ÉPOCA – Por exemplo?
Carvalho –
Transportes. Ela está preocupada com a montagem da nova equipe do ministério. Pediu tarefas. Ela usa muito a Gleisi, eu e a Ideli para essas coisas, para fazer consultas, para indicar, testar.

ÉPOCA – Até onde vai a determinação da presidente nessa limpeza da corrupção?
Carvalho –
Não vejo limite, não. Não vejo nenhuma tendência de recuo da Dilma nessa história. Não vejo contemplação. Não vai ter trégua para nenhum tipo de malfeito, que é a palavra que ela usa para se referir à corrupção.
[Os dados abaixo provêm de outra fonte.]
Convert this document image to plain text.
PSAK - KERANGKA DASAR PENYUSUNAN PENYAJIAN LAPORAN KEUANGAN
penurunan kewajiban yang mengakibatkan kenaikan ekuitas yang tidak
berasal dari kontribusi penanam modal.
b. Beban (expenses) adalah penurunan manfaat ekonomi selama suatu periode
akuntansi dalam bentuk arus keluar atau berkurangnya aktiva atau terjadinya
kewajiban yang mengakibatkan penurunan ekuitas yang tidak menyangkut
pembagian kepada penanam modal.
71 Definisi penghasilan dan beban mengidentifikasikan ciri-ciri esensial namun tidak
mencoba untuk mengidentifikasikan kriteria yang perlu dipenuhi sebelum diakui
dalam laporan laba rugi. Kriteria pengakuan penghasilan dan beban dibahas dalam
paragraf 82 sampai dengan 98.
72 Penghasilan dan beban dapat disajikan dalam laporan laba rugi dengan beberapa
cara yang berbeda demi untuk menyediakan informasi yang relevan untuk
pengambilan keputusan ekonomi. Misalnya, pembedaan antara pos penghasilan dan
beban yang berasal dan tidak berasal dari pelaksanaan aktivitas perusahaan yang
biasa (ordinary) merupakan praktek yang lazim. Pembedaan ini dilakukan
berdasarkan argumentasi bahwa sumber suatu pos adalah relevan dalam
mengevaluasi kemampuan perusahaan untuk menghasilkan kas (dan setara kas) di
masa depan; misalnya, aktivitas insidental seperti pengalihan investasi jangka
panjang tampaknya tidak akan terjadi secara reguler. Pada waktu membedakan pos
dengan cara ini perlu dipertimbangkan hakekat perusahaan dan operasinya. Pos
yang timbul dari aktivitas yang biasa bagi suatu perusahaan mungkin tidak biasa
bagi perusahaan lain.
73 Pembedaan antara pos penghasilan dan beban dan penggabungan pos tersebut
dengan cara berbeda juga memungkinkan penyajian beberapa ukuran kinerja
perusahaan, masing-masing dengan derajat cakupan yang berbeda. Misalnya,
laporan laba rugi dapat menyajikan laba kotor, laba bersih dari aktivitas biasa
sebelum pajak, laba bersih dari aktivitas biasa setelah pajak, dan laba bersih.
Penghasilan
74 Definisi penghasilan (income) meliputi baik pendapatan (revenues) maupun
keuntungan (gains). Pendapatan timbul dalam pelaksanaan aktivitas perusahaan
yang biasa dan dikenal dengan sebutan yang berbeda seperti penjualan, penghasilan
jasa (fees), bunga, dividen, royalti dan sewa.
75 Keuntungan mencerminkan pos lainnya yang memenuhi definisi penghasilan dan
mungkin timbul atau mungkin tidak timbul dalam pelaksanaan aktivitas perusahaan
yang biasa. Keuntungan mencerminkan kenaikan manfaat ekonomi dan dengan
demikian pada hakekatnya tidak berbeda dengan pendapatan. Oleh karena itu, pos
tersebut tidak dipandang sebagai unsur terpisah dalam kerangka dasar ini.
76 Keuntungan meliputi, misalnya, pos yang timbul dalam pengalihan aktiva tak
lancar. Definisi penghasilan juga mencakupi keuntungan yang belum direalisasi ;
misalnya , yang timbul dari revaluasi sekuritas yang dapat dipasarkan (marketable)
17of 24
Ela usou na posse e tem usado sempre com a gente.

ÉPOCA – Como ela agiu, internamente, no caso dos Transportes?
Carvalho –
Tem uma coisa importante no episódio dos Transportes. Ela não demitiu o Alfredo (Alfredo Nascimento, ex-ministro dos Transportes). Ela botou a gente para informar, circunstanciar as informações, chamou o Alfredo, deu um crédito de confiança e pediu que a gente começasse a conversar com as pessoas. Nós começamos. Passaram-se dois dias. Os assessores do Alfredo, que vinham falar com a gente, diziam: “O Alfredo não segura, o Alfredo não fica”. E ela foi surpreendida, com uma matéria on-line, dizendo que o Alfredo ia pedir demissão. Em 20 minutos chega um portador com uma carta para ela. O Alfredo não veio pedir demissão, não avisou que ia pedir demissão. Ele precipitou a demissão dele, certamente porque fez a análise que competia a ele fazer. Então, a presidenta não fez nenhum ato precipitado, assoberbado. Acho que esse estilo vai continuar.

ÉPOCA – O senhor acha que ela pode radicalizar?
Carvalho –
Não vou usar a palavra radicalizar, para não dar a impressão que ela tem prazer em fazer isso. Pelo contrário, ela fica muito abatida perante esses fatos. Mas ela não vai contemporizar. E não vai permitir que o governo seja enlameado ou de alguma forma influenciado por esse tipo de situação.

ÉPOCA – Qual era sua expectativa para o desempenho da presidente Dilma? E até que ponto ela surpreendeu o senhor?
Carvalho –
Com o tamanho que o Lula tinha alcançado, havia um temor no começo de como é que a gente ia tocar isso aqui. Além disso, tinha a questão do estilo dela, mais cortante, mais duro, menos político. Mas devagar a gente vai se dando conta, primeiro, que não é verdade que ela é só gestora. Ela tem uma visão política muito forte, muito clara. É uma pessoa com uma inteligência acima da média e uma intuição política muito interessante. Tem um padrão de exigência forte, com o qual também a gente aprende a conviver. Essa coisa de dizer que a Dilma grita. O Lula gritava muito. Comigo, por exemplo, ele gritava muito mais do que ela grita. Era um tipo de relação. O Lula dava murro na mesa, falava palavrão.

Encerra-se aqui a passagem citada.